Schwaller de Lubicz did in depth studies of Egyptian mathematics and their techniques of using 19 squares (as did the Mayans). He doesn’t come up with a reason for the choice of 19, but I myself have come up with a theory. I believe it may have been due to movements of the moon. The Egyptians used proportion in their art based on ratio of 18:19. There is an 18.6 year moon cycle between lunar standstills and the moon ends up in the same position from our perspective every 19 years. In the present time we are just about at lunar standstill in this cycle which is due 2024/5, which is an indicator that the fiat financial collapse is coming soon. Egyptian architecture was based on an understanding of the importance of these cycles. So 18 divided by 19 may have been important in Egyptian harmonics and building due to an attempt to mirror the moon on its 18.6 year cycle.
The Great pyramid is, regardless, an incredibly impressive scale model of earth, built with knowledge of both the dimensions of the earth and the movements of the stars and planets. Robert Bauval theorised that the Giza pyramids have a correlation with the three stars of Orion’s belt. It is interesting that the layout of the pyramids at Teotihuacan in Mexico also seem to correspond to Orion’s belt. Although it is not certain who built those pyramids, the Mayans also used a grid of 19 squares for their buildings. This is not coincidence.

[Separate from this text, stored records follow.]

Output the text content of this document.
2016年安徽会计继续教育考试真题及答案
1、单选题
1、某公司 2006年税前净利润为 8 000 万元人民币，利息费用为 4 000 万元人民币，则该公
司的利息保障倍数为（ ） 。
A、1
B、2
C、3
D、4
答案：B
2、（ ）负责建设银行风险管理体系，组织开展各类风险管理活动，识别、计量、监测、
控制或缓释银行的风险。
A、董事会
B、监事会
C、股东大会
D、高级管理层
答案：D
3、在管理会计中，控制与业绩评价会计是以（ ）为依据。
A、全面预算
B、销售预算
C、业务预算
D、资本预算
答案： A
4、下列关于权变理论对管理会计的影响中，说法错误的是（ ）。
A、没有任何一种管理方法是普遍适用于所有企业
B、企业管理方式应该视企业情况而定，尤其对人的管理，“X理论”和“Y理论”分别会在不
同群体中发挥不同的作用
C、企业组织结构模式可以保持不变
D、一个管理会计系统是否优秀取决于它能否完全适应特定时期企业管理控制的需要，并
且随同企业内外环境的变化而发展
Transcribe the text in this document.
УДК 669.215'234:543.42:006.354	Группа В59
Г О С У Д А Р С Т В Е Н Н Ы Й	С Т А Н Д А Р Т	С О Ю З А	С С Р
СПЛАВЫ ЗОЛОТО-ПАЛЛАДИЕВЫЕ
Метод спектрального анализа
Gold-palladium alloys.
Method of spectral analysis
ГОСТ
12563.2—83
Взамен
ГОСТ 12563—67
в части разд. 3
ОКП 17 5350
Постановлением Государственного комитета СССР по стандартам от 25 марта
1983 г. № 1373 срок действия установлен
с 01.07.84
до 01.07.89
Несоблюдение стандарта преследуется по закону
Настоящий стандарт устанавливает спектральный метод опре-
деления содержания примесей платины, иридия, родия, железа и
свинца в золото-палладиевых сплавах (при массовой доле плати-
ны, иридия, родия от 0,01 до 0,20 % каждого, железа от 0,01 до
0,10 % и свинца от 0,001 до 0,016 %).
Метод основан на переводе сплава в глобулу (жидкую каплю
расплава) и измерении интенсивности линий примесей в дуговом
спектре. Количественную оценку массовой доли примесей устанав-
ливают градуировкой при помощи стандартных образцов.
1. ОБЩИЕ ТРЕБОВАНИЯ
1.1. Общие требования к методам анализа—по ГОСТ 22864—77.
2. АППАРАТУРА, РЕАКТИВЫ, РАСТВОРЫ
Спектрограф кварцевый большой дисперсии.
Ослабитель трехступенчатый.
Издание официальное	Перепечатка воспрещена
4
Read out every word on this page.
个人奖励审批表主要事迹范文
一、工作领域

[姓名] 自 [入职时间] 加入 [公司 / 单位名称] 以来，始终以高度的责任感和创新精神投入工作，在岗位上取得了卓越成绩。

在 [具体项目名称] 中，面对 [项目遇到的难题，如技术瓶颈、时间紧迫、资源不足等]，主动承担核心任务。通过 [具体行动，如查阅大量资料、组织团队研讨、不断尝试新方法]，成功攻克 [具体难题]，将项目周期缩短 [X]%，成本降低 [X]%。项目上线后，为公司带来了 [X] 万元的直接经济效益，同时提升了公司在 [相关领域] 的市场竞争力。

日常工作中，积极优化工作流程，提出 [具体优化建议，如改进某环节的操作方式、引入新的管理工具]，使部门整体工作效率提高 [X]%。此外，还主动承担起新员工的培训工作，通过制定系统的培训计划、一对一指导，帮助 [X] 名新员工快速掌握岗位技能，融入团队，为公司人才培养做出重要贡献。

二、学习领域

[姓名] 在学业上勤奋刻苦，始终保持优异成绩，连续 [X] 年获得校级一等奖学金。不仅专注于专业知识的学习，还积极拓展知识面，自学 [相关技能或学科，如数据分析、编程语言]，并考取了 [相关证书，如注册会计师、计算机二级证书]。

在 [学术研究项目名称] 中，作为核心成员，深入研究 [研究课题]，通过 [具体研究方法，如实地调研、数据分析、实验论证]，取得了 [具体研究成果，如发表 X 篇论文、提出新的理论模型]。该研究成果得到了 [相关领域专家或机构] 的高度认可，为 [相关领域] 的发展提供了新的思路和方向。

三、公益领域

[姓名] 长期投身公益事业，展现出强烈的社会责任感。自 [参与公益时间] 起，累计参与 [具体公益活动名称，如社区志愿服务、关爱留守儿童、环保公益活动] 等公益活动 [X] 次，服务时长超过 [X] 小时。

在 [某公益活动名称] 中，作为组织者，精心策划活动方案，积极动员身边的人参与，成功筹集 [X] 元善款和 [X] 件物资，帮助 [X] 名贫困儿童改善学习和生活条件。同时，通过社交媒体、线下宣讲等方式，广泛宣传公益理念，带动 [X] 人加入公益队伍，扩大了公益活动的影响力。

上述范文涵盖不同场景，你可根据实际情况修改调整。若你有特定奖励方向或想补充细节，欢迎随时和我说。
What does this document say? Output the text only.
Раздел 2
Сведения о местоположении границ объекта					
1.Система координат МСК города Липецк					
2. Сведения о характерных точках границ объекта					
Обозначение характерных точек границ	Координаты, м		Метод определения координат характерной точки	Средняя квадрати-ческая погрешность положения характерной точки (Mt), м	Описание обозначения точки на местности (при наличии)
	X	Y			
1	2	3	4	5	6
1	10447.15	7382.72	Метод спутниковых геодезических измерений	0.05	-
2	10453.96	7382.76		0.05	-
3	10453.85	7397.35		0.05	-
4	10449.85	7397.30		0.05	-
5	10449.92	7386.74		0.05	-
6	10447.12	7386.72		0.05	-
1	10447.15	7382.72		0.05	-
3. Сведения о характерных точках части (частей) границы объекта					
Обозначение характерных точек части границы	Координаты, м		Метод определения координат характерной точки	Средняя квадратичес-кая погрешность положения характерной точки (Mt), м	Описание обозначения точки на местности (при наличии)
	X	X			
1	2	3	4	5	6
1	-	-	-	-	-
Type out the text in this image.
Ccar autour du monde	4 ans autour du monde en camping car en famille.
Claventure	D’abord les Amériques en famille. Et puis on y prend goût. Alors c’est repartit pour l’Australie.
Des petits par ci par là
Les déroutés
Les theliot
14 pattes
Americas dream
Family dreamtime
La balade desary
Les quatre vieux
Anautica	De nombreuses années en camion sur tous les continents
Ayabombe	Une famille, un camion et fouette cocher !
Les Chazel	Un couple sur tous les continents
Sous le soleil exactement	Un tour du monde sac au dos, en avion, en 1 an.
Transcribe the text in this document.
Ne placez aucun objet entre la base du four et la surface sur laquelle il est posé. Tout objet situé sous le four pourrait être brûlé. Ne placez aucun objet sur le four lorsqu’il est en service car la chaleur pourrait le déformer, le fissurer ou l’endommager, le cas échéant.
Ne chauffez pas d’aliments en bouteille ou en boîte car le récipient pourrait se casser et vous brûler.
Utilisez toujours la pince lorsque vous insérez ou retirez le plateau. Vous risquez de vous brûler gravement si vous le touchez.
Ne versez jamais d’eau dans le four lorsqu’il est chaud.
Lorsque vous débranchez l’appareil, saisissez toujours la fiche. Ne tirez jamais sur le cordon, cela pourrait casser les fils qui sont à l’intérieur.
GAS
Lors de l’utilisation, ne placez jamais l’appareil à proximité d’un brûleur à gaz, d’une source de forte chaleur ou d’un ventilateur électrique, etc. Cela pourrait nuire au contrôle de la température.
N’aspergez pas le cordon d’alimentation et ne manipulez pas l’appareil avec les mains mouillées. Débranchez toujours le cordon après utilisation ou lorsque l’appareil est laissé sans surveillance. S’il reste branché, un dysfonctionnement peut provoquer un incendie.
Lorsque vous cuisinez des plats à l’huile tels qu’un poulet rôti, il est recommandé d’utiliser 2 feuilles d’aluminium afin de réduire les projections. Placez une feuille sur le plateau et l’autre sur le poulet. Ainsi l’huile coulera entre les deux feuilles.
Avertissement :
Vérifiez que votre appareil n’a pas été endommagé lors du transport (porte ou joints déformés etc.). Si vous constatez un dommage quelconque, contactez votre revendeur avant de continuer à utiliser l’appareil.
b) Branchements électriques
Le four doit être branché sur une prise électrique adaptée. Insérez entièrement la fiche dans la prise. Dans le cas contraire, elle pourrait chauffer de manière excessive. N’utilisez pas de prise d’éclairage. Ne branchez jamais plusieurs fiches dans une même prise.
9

Man will probably carry on trying to square the circle, willing that Pi value to stop spilling out endless decimal places. The more so, now he’s got digital toys to play with. Norma is his ideal woman. She who spills out the edges will just have to be stuffed in, coz one size fits all.
Did someone vote for Norma, or is she just God?
I enjoyed your meditation on squares and circles. Circles appear all over nature, but squares not so much...really only in the human-made world. It strikes me, after reading your article, that PI is a square-centric view of circles, declaring that the circle is irrational. Makes we wonder what a circle-centric view of squares might be.